Kelemahan tersebut sepertinya dimanfaatkan oleh pihak komunis sebagai alasan untuk memaksa Gerakan Kepanduan di Indonesia menjadi Gerakan Pionir Muda seperti yang terdapat di Negara-negara komunis. Upaya Komunis itu tentu saja ditentang oleh berbagai pihak yang setia kepada Pancasila, baik dari kalangan kepanduan maupun pemerintah.

Berkat andil “Perdana Menteri Juanda”, perjuangan para tokoh Kepanduan Nasional Pancasila berhasil membuahkan “Keputusan Presiden No. :238/1961” tentang “Gerakan Pramuka”, yang pada “tanggal 20 Mei 1961” ditandatangani oleh “Ir. H. Juanda”, sebagai Pejabat Presiden RI, karena Presiden Soekarno sedang berkunjung ke Jepang.
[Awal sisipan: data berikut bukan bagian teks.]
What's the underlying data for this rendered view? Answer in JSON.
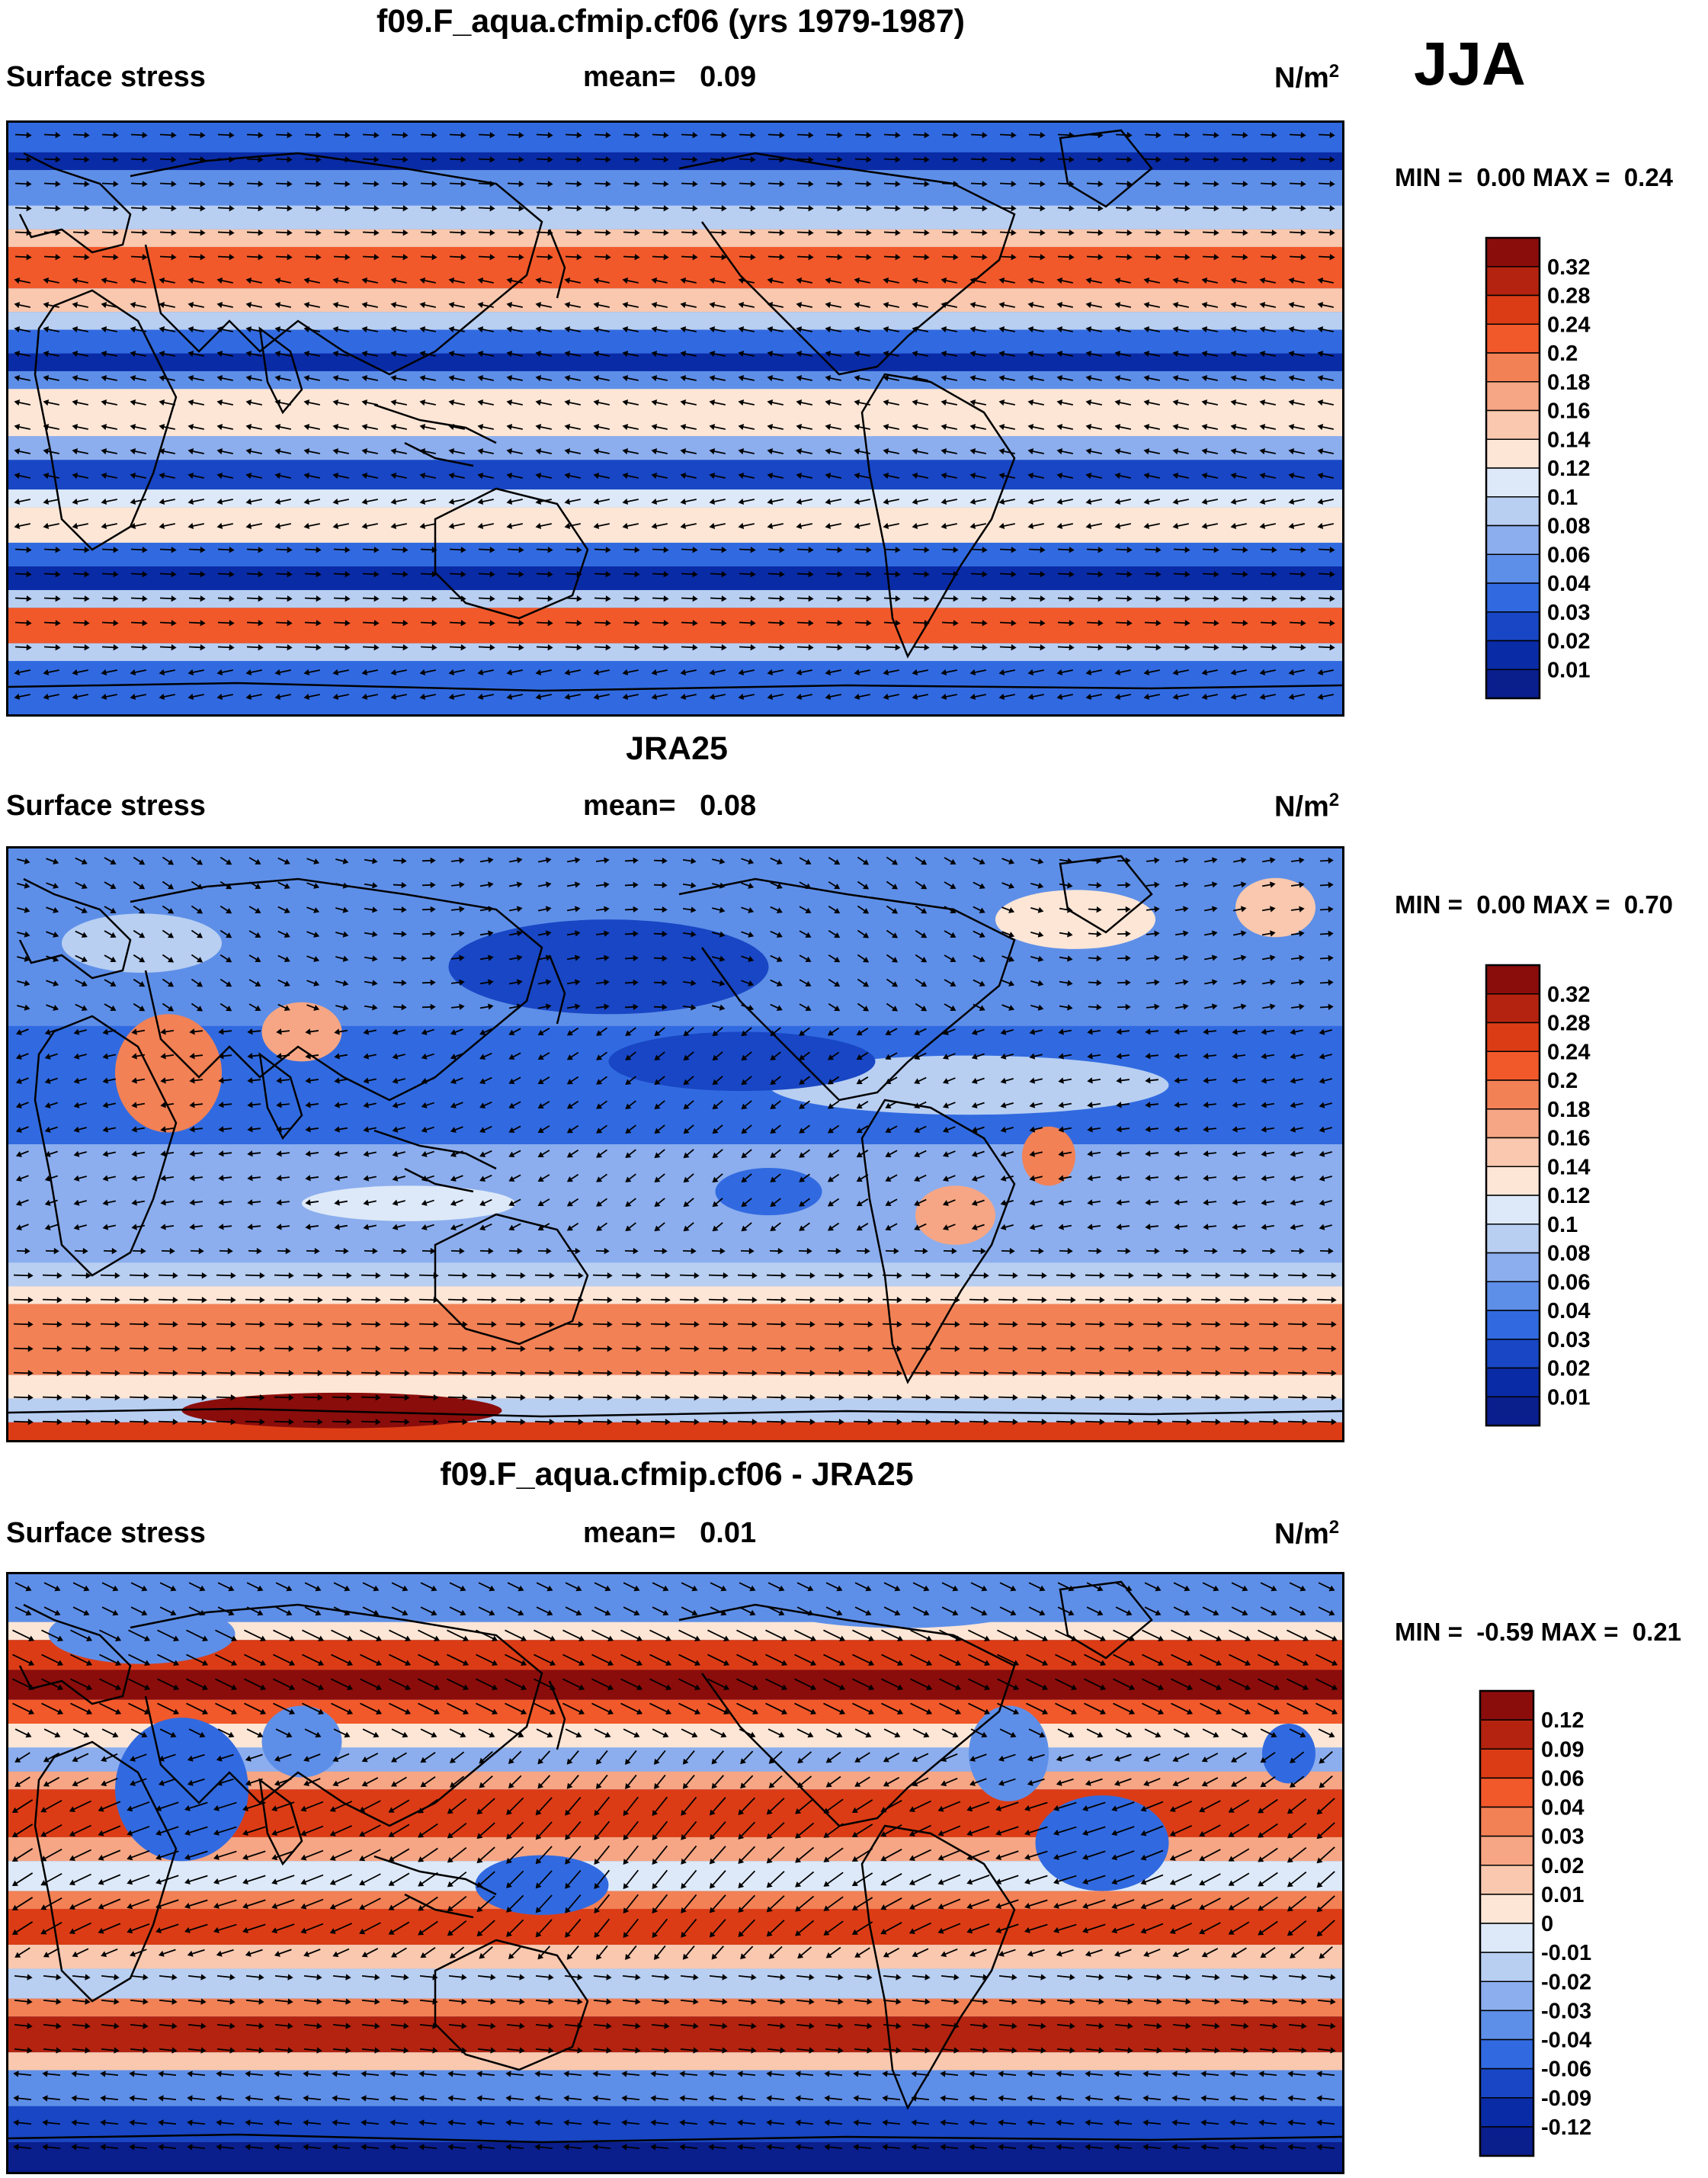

Didalam Keputusan Presiden tersebut, Gerakan Pramuka ditetapkan sebagai satu-satunya badan di wilayah RI yang diperbolehkan menyelenggarakan pendidikan Kepanduan (Kepramukaan) bagi anak-anak dan pemuda Indonesia. Badan yang sama, meyerupai dan sifatnya sama dengan Gerakan Pramuka dilarang. Oleh karena itu, semua organisasi kepanduan di Indonesia, kecuali yang diselenggarakan oleh Komunis, melebur diri secara serempak ke dalam Gerakan Pramuka.